Paru le 30 juin 2021, le rapport annuel du Haut-conseil pour le climat (HCC) constate une « amélioration mitigée » du rythme de réduction des émissions de gaz à effet de serre (GES). Mais les objectifs de la stratégie nationale bas carbone (SNBC) sont encore loin d’être atteints.

À elle seule, l’agriculture représente 19 % des émissions totales de GES de la France, principalement avec le méthane et le protoxyde d’azote. Ce secteur, avec celui des transports, peine à progresser dans la lutte contre le réchauffement climatique.

Un rythme de réduction des émissions trop lent

Les émissions de GES du secteur agricole ont diminué de 9,8 % depuis 1990. Cependant, le poids de l’agriculture dans les émissions totales a augmenté de 2 points.

En 2019, la diminution des cheptels bovins a conduit à la réduction de 1,6 % des émissions de méthane. Les émissions de protoxyde d’azote n’ont, quant à elle, diminué que de 0,7 %.

Alors que la SNBC 2 vise une réduction de 17 % des émissions du secteur agricole en 2030 par rapport aux chiffres de 2015, le rythme annuel de décarbonation peine à atteindre cet objectif. En effet, ce dernier n’est que de –0,5 % entre 2010 et 2019.

Les prairies permanentes n’atteignent que 50 % de leur potentiel de stockage des années 1990, faisant suite à leur conversion en terres cultivées. L’artificialisation des sols (en moyenne 57 600 ha/an en France) est également une source croissante d’émission.

L’impact du changement climatique est déjà visible sur l’agriculture française. Les vagues de chaleur, la sécheresse, les fortes précipitations et gelées affectent les rendements en grandes cultures et la productivité des élevages. Des politiques ambitieuses doivent être mises en place pour enrayer le mouvement, selon le HCC.

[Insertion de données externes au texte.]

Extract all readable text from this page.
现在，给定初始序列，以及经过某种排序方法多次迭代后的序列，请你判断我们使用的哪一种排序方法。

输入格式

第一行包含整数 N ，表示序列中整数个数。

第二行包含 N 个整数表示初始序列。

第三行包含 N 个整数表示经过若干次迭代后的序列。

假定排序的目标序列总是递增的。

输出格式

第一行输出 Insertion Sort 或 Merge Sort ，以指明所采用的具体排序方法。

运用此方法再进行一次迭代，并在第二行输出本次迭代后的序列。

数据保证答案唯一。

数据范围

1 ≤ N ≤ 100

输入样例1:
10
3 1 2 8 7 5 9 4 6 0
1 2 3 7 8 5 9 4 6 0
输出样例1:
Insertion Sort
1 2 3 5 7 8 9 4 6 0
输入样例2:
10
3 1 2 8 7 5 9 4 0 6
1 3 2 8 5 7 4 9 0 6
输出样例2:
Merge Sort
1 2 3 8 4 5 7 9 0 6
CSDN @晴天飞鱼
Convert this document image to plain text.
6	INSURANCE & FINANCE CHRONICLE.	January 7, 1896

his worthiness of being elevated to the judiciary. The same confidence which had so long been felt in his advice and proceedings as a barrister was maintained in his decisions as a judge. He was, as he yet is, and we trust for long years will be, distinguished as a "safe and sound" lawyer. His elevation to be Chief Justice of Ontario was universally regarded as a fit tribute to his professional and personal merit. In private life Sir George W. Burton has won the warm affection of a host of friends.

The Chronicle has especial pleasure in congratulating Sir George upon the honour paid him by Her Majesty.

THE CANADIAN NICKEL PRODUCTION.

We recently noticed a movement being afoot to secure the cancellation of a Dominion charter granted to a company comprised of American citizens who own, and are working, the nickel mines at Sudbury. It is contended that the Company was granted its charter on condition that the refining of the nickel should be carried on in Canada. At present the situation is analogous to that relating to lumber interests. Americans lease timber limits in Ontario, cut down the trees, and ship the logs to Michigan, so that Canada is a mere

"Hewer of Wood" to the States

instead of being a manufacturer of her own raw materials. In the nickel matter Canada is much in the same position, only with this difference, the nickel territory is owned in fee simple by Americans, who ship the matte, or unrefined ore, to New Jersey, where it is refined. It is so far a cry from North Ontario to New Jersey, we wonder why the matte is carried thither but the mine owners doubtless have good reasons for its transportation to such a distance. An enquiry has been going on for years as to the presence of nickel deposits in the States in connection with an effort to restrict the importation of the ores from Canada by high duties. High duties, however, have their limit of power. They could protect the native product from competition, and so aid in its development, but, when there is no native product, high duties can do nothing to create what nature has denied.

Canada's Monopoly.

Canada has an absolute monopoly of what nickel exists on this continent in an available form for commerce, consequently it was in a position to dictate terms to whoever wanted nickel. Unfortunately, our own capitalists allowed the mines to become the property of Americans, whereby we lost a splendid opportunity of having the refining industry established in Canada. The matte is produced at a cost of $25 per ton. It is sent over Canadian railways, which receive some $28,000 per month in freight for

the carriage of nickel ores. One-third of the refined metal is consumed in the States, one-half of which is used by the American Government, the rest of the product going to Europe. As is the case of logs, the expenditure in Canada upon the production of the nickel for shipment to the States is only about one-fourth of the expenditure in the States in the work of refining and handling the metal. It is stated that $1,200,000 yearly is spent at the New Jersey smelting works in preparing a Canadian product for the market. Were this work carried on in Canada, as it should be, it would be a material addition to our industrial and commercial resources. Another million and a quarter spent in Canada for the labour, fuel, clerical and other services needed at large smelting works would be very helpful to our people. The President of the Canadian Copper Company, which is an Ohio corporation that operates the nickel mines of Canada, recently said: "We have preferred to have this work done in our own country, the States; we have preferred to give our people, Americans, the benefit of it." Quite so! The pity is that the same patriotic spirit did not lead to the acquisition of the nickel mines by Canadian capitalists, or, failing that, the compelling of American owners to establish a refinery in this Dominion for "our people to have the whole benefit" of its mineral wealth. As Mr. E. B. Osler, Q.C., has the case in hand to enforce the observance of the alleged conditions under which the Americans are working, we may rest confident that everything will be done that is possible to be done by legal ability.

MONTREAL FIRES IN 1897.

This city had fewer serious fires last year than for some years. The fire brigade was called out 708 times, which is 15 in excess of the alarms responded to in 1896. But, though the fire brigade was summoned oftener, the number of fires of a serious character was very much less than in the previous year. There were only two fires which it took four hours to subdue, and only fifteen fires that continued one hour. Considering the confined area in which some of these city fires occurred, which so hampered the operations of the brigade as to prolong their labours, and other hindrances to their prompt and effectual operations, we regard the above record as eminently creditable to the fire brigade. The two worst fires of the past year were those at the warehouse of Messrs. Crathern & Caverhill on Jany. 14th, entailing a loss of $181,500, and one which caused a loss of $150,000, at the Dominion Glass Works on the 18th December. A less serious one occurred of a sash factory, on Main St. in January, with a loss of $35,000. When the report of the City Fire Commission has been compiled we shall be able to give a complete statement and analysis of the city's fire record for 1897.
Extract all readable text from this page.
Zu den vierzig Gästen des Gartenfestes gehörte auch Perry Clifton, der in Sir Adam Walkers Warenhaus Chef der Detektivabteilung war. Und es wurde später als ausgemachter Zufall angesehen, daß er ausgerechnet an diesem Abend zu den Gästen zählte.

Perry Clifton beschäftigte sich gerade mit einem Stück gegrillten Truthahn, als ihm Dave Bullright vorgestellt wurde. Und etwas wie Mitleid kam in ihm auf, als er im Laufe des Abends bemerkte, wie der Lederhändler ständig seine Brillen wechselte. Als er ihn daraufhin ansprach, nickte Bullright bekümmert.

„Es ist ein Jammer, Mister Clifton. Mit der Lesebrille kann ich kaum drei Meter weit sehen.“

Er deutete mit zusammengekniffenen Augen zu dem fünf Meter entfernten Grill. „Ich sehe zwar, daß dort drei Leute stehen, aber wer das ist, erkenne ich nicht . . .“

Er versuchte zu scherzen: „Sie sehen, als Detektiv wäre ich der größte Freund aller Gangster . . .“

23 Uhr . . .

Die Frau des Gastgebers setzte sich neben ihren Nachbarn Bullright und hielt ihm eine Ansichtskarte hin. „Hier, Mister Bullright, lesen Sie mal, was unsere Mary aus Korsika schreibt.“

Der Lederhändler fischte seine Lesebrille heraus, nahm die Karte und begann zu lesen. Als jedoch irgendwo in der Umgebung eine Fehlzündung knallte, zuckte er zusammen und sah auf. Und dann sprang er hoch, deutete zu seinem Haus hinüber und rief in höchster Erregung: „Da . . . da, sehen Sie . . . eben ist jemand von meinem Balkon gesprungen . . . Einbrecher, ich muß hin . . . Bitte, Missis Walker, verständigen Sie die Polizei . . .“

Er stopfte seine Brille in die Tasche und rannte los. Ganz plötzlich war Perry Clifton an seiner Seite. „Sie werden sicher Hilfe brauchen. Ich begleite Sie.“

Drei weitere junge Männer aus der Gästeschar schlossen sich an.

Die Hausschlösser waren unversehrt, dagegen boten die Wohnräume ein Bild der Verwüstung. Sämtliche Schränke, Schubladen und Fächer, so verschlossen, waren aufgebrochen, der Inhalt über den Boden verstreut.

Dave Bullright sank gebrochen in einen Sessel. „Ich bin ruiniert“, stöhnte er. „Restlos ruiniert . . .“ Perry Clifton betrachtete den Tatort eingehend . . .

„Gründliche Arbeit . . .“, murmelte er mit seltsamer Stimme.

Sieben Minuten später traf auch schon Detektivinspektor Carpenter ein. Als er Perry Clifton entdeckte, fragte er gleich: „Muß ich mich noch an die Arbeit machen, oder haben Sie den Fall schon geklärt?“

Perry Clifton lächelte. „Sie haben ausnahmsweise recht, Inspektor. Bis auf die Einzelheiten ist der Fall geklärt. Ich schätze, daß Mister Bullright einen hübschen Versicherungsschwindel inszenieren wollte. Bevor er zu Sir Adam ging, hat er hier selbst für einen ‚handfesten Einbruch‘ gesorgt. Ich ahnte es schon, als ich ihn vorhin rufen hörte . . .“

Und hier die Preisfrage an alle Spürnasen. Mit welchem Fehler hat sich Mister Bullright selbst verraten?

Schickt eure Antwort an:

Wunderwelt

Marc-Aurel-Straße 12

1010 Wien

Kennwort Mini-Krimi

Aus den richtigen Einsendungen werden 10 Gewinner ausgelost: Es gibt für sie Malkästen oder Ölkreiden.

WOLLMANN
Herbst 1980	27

Des politiques publiques plus fortes

Alors que la future Pac se dessine pour les années à venir, le HCC recommande de réaffecter les soutiens du premier pilier en faveur de la lutte contre le changement climatique, ou encore de renforcer la conditionnalité des aides en application du principe « pollueur-payeur », notamment en durcissant les critères des mesures BCAE (bonnes conditions agricoles et environnementales) ou en introduisant de nouvelles BCAE.

Selon le HCC, les plans de filière construits à court terme ne développent pas suffisamment les leviers de transformation bénéfiques aux enjeux climatiques.

Plusieurs mesures du rapport annuel de 2020 du HCC ont été adoptées par le gouvernement telle que la mise en place du plan protéines végétales, l’inscription dans la loi climat d’une réduction des émissions liées aux engrais azotés, ou encore la sensibilisation aux labels HVE et AB. Pourtant, le HCC note que seule 1,5 % des mesures affectées à l’agriculture du plan de relance sont favorables au climat.

La France rattrape malgré tout ses voisins

Depuis 1990, le rythme de réduction des émissions françaises du secteur agricole est inférieur à celui de la moyenne des pays membres de l’Union européenne. Mais sur ces dix dernières années, les émissions du secteur agricole français ont diminué alors que celles des pays voisins européens ont stagné, voire augmenté.

Les émissions à l’échelle européenne ont augmenté de +1,3 % entre 2018 et 2010. L’Union européenne contribue à 16 % de la déforestation mondiale importée. Cela représente 1 807 millions de tonnes de CO2 entre 2005 et 2017.